Ahora bien, en todos los escenarios anteriores la población resulta afectada, y por ello, son los mexicanos quienes se presentan, en cualquier teatro de operaciones como los actores que más pierde. La cuestión es, no obstante, que al margen de los señalamientos anteriores hay una manera muy propia de la ciudadanía de perder, y de hacerlo de frente a sí misma. Por un lado, si se opta por votar atendiendo a la tradicional maquinaria que despliegan todos los partidos, sin excepción, para movilizar conciencias y boletas —desde monederos rosas, con un sueldazo de poco más de mil pesos mensuales para las amas de casa, hasta calentadores de agua solares, pasando por los vales de despensa, las despensas mismas, la posibilidad de obtener una pantalla plana o de pertenecer al padrón de algún programa social—, la derrota de la ciudadanía redundará en la legitimación de la podredumbre del sistema en su conjunto.
En efecto, lejos de introducir un cambio cualitativo en la manera en que tanto el sistema de partidos cuanto el andamiaje electoral funcionan en el país, el atender a los mecanismos de compra y coacción del voto que emplean los institutos políticos solo viene a rectificar que después de la contienda electoral éstos reproduzcan la misma lógica viciada de la cual la ciudadanía intenta escapar a través de la delegación de su voluntad. En este sentido, su pérdida mayor es la de afianzar la lógica de sujeción a la que se encuentra sometida para permitir que unos cuantos sectores se beneficien como clase privilegiada. Y lo cierto es que castigar a la estructura política nacional con la anulación del voto no hará ninguna diferencia.

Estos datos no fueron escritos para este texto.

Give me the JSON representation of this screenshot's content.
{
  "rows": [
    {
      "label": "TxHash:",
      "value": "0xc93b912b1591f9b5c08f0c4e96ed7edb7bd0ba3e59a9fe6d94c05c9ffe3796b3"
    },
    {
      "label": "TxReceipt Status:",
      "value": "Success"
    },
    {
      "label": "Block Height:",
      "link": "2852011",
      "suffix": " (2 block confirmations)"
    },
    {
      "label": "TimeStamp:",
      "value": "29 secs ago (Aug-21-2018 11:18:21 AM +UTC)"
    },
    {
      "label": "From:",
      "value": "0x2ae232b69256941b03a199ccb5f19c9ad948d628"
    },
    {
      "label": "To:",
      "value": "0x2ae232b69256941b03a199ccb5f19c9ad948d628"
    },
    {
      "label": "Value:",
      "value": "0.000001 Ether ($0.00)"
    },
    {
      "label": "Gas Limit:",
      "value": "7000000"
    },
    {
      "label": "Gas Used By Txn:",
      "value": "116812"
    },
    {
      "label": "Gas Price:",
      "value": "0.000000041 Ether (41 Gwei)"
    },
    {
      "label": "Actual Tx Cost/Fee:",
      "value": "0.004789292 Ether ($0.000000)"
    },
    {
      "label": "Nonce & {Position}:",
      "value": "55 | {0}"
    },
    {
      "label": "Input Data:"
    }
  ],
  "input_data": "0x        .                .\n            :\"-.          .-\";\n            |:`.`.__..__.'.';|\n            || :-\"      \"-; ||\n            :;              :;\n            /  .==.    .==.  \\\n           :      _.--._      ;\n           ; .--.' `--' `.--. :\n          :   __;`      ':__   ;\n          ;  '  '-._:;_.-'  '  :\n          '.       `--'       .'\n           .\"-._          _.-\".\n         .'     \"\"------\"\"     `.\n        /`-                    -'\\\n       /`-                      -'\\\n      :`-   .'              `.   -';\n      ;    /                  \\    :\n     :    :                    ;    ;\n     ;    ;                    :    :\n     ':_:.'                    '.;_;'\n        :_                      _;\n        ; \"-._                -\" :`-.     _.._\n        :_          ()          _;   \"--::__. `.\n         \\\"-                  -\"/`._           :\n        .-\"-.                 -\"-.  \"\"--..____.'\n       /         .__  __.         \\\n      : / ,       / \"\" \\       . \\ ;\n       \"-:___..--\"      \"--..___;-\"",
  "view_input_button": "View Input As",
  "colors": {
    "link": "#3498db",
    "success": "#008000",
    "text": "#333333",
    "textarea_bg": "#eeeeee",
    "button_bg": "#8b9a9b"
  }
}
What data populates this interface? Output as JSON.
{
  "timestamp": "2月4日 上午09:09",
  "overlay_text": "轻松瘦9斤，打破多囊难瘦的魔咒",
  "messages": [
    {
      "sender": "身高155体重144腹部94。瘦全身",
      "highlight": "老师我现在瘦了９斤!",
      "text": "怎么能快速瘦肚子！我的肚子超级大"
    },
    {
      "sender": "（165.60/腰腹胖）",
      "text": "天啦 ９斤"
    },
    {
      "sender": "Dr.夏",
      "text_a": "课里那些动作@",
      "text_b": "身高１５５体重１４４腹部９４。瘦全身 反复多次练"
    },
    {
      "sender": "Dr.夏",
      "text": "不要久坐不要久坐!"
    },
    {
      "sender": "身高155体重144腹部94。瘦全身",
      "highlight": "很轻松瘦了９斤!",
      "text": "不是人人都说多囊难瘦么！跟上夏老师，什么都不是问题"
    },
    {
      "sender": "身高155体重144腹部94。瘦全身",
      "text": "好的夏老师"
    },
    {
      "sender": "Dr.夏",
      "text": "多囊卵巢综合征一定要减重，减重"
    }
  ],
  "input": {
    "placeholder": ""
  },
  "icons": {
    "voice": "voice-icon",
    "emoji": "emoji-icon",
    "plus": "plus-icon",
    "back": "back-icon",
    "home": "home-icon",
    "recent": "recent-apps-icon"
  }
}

Ahora bien, por el otro lado, la ciudadanía también pierde si asume que sólo por hoy, y por los días en los que el sistema le concede el privilegio de votar por un representante público, tiene la potestad de influir y determinar la manera en que su organización política comunitaria se lleva a cabo. El voto, en última instancia, es únicamente una parte ínfima de la enorme responsabilidad y cantidad de acciones que día a día cada habitante del país debe realizar para mejorar su entorno, para ratificar la validez de su vigencia o para modificarla como mejor le convenga. De ahí que la tarea de sufragar y conseguir el triunfo de la opción partidista de su preferencia no sea más que un parpadeo al cual deben seguir una profunda —militante, quizá— actividad ciudadana de control y gestión de la actividad política.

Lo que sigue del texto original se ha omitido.